Mais pour opérer cette mutation de modèle, le Maroc « aura probablement besoin d’une nouvelle race d’entrepreneurs », car, un nouveau modèle « ne peut être porté que par une nouvelle génération de patrons », soutient-il.

Sur un autre registre, +Al Ittihad Al Ichtiraki+ indique que la réforme du secteur de l’enseignement supérieur et de la recherche scientifique exige d’élaborer une nouvelle vision qui dépasse le raisonnent classique en privilégiant des mécanismes novateurs.

Le quotidien souligne la nécessité d’accorder de l’importance à ce secteur et d’assurer les moyens et les conditions nécessaires, tant aux niveaux des programmes universitaires et d’encadrement pédagogique qu’à celui de la gestion financière et du renforcement des infrastructures, afin que l’enseignement supérieur soit producteur du savoir, adapté au progrès et à l’évolution et en parfaite adéquation avec les besoins du marché du travail.

+Assabah+ revient sur la nomination de Nabil Lakhdar directeur général de l’administration des douanes, en succédant à Zouhair Chorfi, nommé secrétaire général au ministère de l’Économie et des finances. Le journalse demande si le nouveau directeur général suivra la voie de son prédécesseur, du fait que Lakhdar, qui était parmi les surveillants du système Badr (Base automatisée des douanes en réseau), un système de dédouanement en ligne des marchandises au Maroc, appartient à une « école » privilégiant plus d’ouverture.

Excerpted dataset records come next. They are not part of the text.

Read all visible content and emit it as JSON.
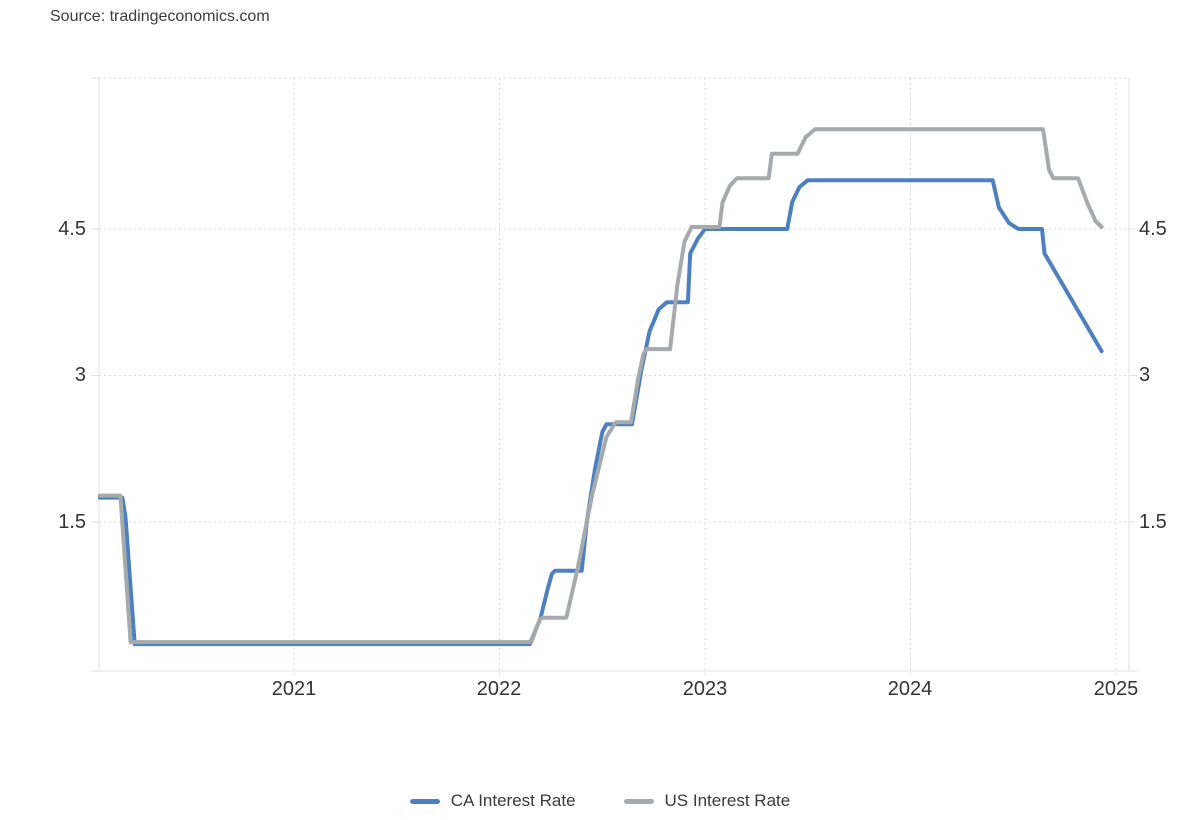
{
  "source": {
    "text": "Source: tradingeconomics.com"
  },
  "chart_data": {
    "type": "line",
    "title": "",
    "xlabel": "",
    "ylabel": "",
    "unit": "percent",
    "x_axis": {
      "ticks": [
        "2021",
        "2022",
        "2023",
        "2024",
        "2025"
      ],
      "range_years": [
        2020.03,
        2025.07
      ]
    },
    "y_axis": {
      "ticks": [
        "4.5",
        "3",
        "1.5"
      ],
      "tick_values": [
        4.5,
        3,
        1.5
      ],
      "range": [
        0,
        6.05
      ],
      "labels_on_both_sides": true
    },
    "grid": {
      "style": "dotted",
      "color": "#dcdcdc",
      "border_color": "#e2e2e2"
    },
    "legend": [
      {
        "label": "CA Interest Rate",
        "color": "#4d80c0"
      },
      {
        "label": "US Interest Rate",
        "color": "#a6aaac"
      }
    ],
    "series": [
      {
        "name": "CA Interest Rate",
        "color": "#4d80c0",
        "points": [
          [
            2020.055,
            1.75
          ],
          [
            2020.165,
            1.75
          ],
          [
            2020.18,
            1.55
          ],
          [
            2020.225,
            0.25
          ],
          [
            2022.148,
            0.25
          ],
          [
            2022.2,
            0.52
          ],
          [
            2022.235,
            0.82
          ],
          [
            2022.255,
            0.97
          ],
          [
            2022.27,
            1.0
          ],
          [
            2022.4,
            1.0
          ],
          [
            2022.425,
            1.5
          ],
          [
            2022.465,
            2.05
          ],
          [
            2022.5,
            2.42
          ],
          [
            2022.52,
            2.5
          ],
          [
            2022.645,
            2.5
          ],
          [
            2022.69,
            3.05
          ],
          [
            2022.73,
            3.45
          ],
          [
            2022.775,
            3.68
          ],
          [
            2022.815,
            3.75
          ],
          [
            2022.917,
            3.75
          ],
          [
            2022.928,
            4.25
          ],
          [
            2022.965,
            4.4
          ],
          [
            2023.0,
            4.5
          ],
          [
            2023.4,
            4.5
          ],
          [
            2023.425,
            4.78
          ],
          [
            2023.46,
            4.93
          ],
          [
            2023.5,
            5.0
          ],
          [
            2024.4,
            5.0
          ],
          [
            2024.43,
            4.72
          ],
          [
            2024.48,
            4.56
          ],
          [
            2024.525,
            4.5
          ],
          [
            2024.64,
            4.5
          ],
          [
            2024.652,
            4.25
          ],
          [
            2024.93,
            3.25
          ]
        ]
      },
      {
        "name": "US Interest Rate",
        "color": "#a6aaac",
        "points": [
          [
            2020.055,
            1.75
          ],
          [
            2020.155,
            1.75
          ],
          [
            2020.205,
            0.25
          ],
          [
            2022.155,
            0.25
          ],
          [
            2022.195,
            0.48
          ],
          [
            2022.21,
            0.5
          ],
          [
            2022.325,
            0.5
          ],
          [
            2022.38,
            1.0
          ],
          [
            2022.45,
            1.75
          ],
          [
            2022.52,
            2.35
          ],
          [
            2022.565,
            2.5
          ],
          [
            2022.64,
            2.5
          ],
          [
            2022.675,
            2.95
          ],
          [
            2022.7,
            3.2
          ],
          [
            2022.715,
            3.25
          ],
          [
            2022.83,
            3.25
          ],
          [
            2022.865,
            3.9
          ],
          [
            2022.9,
            4.35
          ],
          [
            2022.935,
            4.5
          ],
          [
            2023.07,
            4.5
          ],
          [
            2023.085,
            4.75
          ],
          [
            2023.12,
            4.92
          ],
          [
            2023.155,
            5.0
          ],
          [
            2023.31,
            5.0
          ],
          [
            2023.325,
            5.25
          ],
          [
            2023.45,
            5.25
          ],
          [
            2023.49,
            5.42
          ],
          [
            2023.535,
            5.5
          ],
          [
            2024.645,
            5.5
          ],
          [
            2024.675,
            5.08
          ],
          [
            2024.695,
            5.0
          ],
          [
            2024.815,
            5.0
          ],
          [
            2024.86,
            4.75
          ],
          [
            2024.9,
            4.56
          ],
          [
            2024.93,
            4.5
          ]
        ]
      }
    ]
  }
}
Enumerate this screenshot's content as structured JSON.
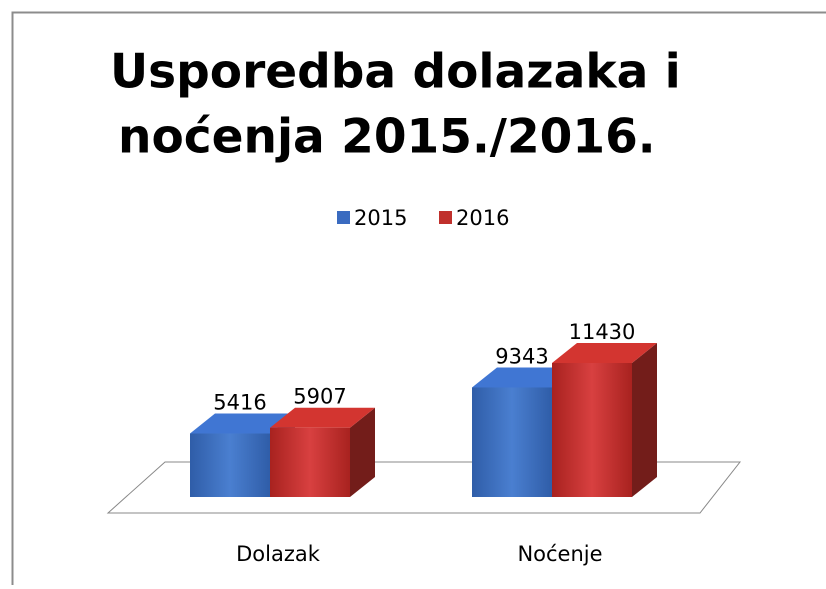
{
  "chart_data": {
    "type": "bar3d",
    "title": [
      "Usporedba dolazaka i",
      "noćenja 2015./2016."
    ],
    "categories": [
      "Dolazak",
      "Noćenje"
    ],
    "series": [
      {
        "name": "2015",
        "color": "#3a6bc0",
        "values": [
          5416,
          9343
        ]
      },
      {
        "name": "2016",
        "color": "#c0302c",
        "values": [
          5907,
          11430
        ]
      }
    ],
    "legend": "top"
  }
}
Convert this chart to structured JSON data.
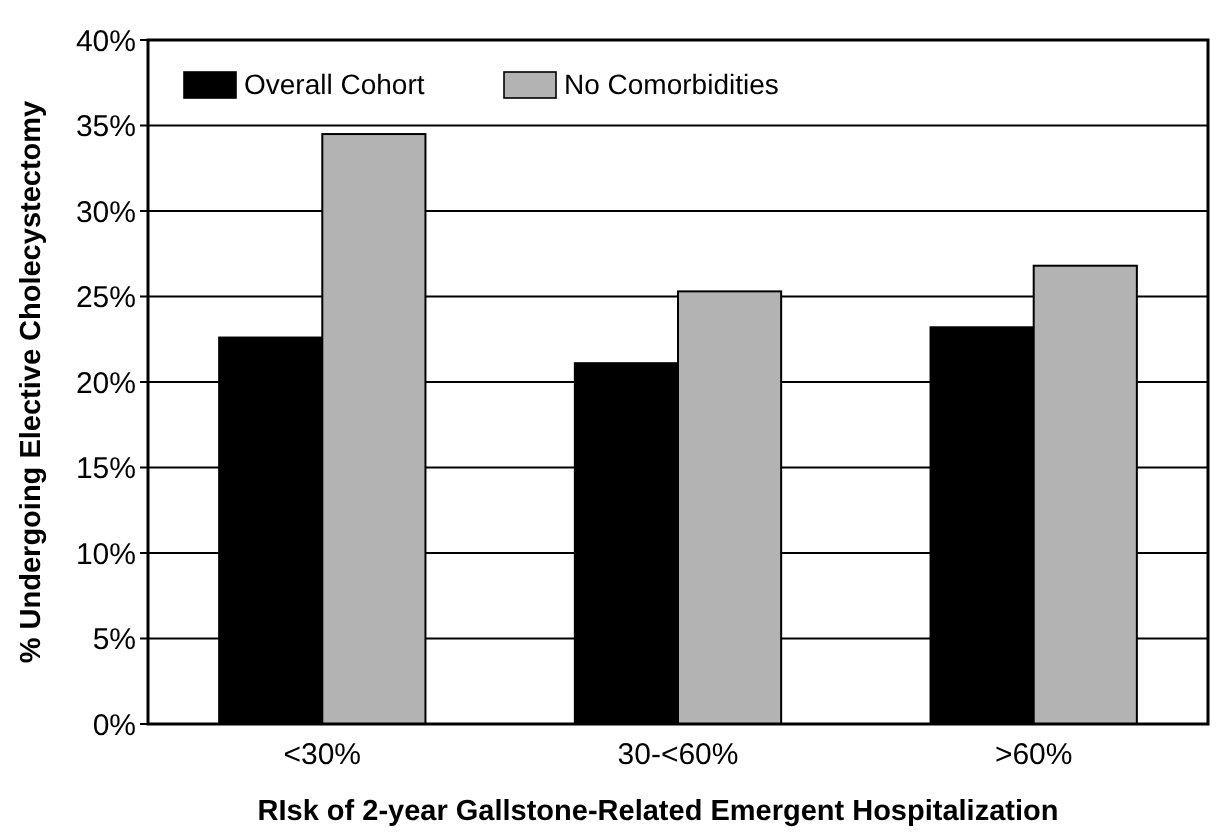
{
  "chart_data": {
    "type": "bar",
    "xlabel": "RIsk of 2-year Gallstone-Related Emergent Hospitalization",
    "ylabel": "% Undergoing Elective Cholecystectomy",
    "categories": [
      "<30%",
      "30-<60%",
      ">60%"
    ],
    "series": [
      {
        "name": "Overall Cohort",
        "color": "#000000",
        "values": [
          22.6,
          21.1,
          23.2
        ]
      },
      {
        "name": "No Comorbidities",
        "color": "#b3b3b3",
        "values": [
          34.5,
          25.3,
          26.8
        ]
      }
    ],
    "ylim": [
      0,
      40
    ],
    "yticks": [
      {
        "value": 0,
        "label": "0%"
      },
      {
        "value": 5,
        "label": "5%"
      },
      {
        "value": 10,
        "label": "10%"
      },
      {
        "value": 15,
        "label": "15%"
      },
      {
        "value": 20,
        "label": "20%"
      },
      {
        "value": 25,
        "label": "25%"
      },
      {
        "value": 30,
        "label": "30%"
      },
      {
        "value": 35,
        "label": "35%"
      },
      {
        "value": 40,
        "label": "40%"
      }
    ],
    "grid": "y",
    "legend": "top left"
  }
}
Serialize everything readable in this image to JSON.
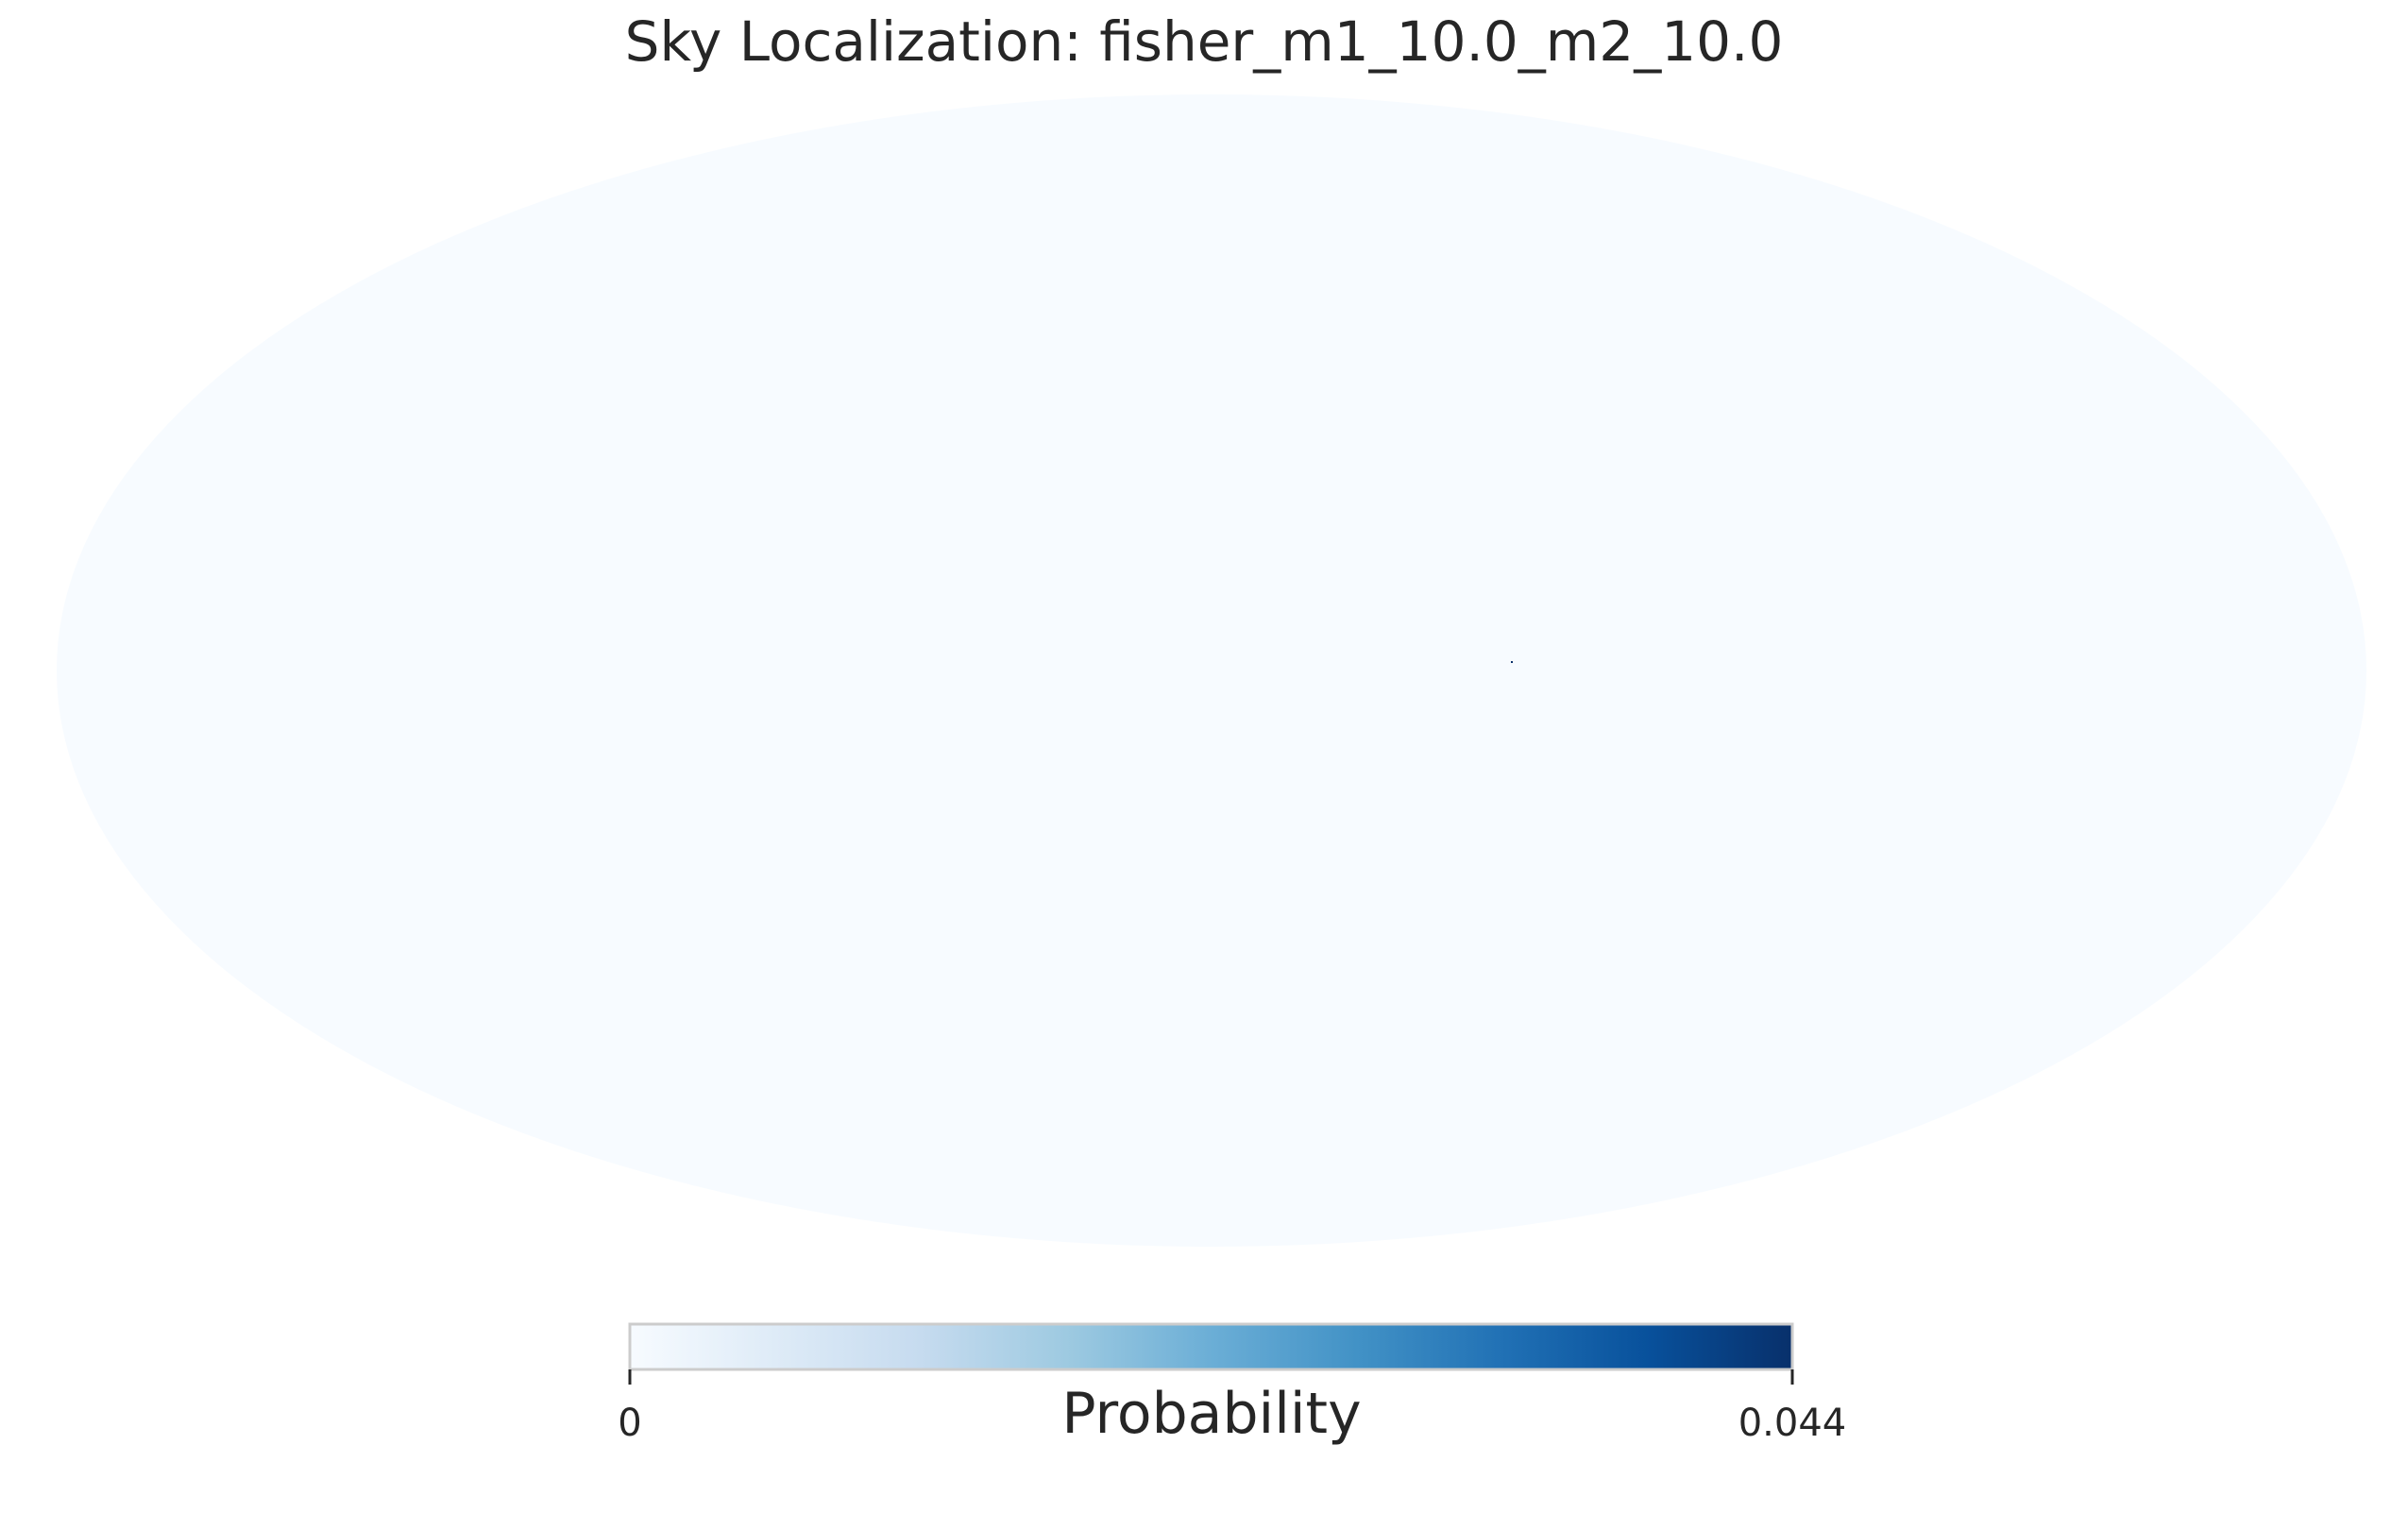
{
  "chart_data": {
    "type": "heatmap",
    "projection": "mollweide",
    "title": "Sky Localization: fisher_m1_10.0_m2_10.0",
    "colormap": "Blues",
    "colormap_stops": [
      "#f7fbff",
      "#deebf7",
      "#c6dbef",
      "#9ecae1",
      "#6baed6",
      "#4292c6",
      "#2171b5",
      "#08519c",
      "#08306b"
    ],
    "background_value": 0,
    "peak": {
      "value": 0.044
    },
    "colorbar": {
      "label": "Probability",
      "range": [
        0,
        0.044
      ],
      "ticks": [
        "0",
        "0.044"
      ],
      "position": "bottom"
    },
    "grid": false
  }
}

Cette ouverture n’ayant pas abouti, les patrons d’entreprises doivent avoir de la défiance vis-à-vis de l’allégement des mesures, qui risque de plonger le marché national dans une concurrence déloyale par l’importation massive des biens, explique-t-il, appelant le nouveau directeur à durcir les mesures pour contrecarrer l’importation de biens de mauvaise qualité, encourager l’investissement et ne pas céder aux barons de la contrebande.